Sample JSON object syntax

If you examine the JSON object in the image above, you will see that there are key (brown text) and value (blue text) pairs for each piece of information related to a person. Furthermore, notice how the value for the address key is also an object with its own set of key–value pairs describing the parts of the address.

JSON arrays are comma-separated sequences of individual values, the value of which can be a simple data value, an array, or an object.

EXAMPLE

Sample JSON array syntax

{
 "first_name": "John",
 "last_name": "Doe",
 "is_alive": true,
 "age": 27,
 "address": {
  "street_address": "21 2nd Street",
  "city": "New York",
  "state": "NY",
  "postal_code": "10021-3100"
  },
  "phone_numbers": [
  {
   "type": "home",
   "number": "212 555-1234"
  },
  {
   "type": "office",
   "number": "646 555-4567"
  }
 ],
  "children": [
   "Catherine",
   "Thomas",
   "Trevor"
 ]}

We expanded the “person” example to include an array of phone numbers and children. Each element within the phone numbers array is an object itself. This is so we can store the type of phone number (i.e., home, work, mobile, etc.) and the number itself. If we look at the “children” example, the value of the “children” key is a simple array of names.

summary
In this lesson, you were introduced to two popular text-based data formats for long-term storage of complex data structures and objects. You learned about the XML standard and how it can be used to store complex data structures such as documents. Next, you learned about the JSON standard, which was based on the JavaScript object syntax. You also learned about the differences and ideal uses for both standards.
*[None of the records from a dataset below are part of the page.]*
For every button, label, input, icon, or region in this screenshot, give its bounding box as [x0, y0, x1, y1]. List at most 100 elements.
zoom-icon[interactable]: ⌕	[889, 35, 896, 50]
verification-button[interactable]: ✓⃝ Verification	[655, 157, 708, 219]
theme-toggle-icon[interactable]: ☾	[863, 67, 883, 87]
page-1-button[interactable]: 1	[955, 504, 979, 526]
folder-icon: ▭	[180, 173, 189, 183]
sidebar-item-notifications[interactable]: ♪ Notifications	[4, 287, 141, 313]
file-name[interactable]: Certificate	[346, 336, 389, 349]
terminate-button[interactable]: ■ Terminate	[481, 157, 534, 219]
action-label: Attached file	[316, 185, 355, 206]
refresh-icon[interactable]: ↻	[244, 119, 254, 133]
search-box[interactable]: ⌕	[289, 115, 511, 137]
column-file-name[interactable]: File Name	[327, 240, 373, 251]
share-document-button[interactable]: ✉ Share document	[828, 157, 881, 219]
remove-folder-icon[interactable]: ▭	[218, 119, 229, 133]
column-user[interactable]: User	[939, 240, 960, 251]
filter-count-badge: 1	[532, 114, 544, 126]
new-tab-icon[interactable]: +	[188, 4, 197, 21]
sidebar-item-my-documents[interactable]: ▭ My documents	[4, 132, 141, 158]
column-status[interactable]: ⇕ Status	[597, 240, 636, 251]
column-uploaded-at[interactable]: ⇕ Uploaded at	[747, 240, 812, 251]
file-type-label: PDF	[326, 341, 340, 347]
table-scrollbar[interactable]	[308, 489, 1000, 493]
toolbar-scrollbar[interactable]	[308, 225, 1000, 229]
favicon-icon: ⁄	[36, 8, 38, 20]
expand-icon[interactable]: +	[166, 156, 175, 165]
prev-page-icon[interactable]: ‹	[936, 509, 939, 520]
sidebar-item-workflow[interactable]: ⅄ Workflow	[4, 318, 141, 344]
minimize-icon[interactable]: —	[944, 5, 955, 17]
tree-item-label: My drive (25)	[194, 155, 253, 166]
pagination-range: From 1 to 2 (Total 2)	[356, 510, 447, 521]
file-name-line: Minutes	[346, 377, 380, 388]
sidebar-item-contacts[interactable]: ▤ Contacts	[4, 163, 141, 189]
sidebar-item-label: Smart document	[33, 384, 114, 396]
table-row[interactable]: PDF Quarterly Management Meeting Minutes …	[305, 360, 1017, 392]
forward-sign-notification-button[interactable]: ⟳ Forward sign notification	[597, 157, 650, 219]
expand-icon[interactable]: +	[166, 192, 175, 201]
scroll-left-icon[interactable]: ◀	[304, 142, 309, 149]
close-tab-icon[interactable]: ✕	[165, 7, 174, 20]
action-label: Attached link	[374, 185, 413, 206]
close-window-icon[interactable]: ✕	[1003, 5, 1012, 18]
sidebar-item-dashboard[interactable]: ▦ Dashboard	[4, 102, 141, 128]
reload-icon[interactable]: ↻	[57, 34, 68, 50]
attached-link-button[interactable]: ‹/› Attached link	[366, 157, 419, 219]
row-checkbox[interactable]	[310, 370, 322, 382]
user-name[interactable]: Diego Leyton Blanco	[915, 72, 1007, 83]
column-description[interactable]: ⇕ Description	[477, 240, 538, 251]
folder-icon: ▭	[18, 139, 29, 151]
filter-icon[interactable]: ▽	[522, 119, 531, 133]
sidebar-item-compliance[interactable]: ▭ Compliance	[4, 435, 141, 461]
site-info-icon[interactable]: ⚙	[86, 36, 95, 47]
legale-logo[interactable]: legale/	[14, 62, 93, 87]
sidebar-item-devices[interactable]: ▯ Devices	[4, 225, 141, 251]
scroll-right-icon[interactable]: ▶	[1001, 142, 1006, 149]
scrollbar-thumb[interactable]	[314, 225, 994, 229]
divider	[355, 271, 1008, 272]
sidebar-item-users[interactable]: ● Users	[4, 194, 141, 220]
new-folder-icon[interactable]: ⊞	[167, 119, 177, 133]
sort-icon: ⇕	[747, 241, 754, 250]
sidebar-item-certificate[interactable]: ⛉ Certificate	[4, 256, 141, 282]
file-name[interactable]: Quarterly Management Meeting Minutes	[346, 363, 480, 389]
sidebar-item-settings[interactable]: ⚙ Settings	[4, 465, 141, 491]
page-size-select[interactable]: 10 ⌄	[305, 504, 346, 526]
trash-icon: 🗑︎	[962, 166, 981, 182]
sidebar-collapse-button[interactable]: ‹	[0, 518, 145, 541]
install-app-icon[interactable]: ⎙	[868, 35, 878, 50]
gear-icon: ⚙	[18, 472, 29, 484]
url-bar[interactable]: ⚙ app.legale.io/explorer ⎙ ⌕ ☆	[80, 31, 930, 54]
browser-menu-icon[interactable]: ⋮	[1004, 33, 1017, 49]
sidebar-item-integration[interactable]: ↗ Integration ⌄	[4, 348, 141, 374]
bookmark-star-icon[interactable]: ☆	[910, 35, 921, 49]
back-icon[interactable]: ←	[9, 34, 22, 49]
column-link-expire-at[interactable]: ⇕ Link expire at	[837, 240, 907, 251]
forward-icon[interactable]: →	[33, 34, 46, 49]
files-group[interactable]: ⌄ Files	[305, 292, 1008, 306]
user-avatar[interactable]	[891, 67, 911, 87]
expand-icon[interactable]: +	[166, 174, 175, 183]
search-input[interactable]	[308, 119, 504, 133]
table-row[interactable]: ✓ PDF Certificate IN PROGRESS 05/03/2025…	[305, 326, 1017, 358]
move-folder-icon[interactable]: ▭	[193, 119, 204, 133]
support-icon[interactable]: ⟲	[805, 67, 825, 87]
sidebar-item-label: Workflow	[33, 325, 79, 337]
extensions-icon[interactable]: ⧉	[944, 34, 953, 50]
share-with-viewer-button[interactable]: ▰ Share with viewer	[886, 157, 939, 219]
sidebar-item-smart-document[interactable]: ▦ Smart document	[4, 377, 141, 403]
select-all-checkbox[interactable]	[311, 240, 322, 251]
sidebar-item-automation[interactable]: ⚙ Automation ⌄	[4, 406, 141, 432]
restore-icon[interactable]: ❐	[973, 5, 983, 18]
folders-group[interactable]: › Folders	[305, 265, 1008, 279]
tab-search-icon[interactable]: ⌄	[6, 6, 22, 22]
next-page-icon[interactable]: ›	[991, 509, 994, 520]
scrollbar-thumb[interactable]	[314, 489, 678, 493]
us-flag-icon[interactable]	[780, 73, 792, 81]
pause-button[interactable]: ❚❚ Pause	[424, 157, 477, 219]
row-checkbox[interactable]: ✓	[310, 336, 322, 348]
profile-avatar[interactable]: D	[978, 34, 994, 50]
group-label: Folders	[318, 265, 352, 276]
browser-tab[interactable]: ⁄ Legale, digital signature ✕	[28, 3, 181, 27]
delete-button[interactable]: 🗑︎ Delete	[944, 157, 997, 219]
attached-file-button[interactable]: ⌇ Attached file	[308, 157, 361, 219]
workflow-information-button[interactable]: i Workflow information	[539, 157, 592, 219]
Source: This Tutorial has been adapted from "The Missing Link: An Introduction to Web Development and Programming " by Michael Mendez. Access for free at https://open.umn.edu/opentextbooks/textbooks/the-missing-link-an-introduction-to-web-development-and-programming. License: Creative Commons attribution: CC BY-NC-SA.

Terms to Know
JSON (JavaScript Object Notation)

An open standard file format and data interchange format that uses human-readable text to store and transmit data.

XML (Extensible Markup Language)

A markup language that provides rules to define simple and complex data structures.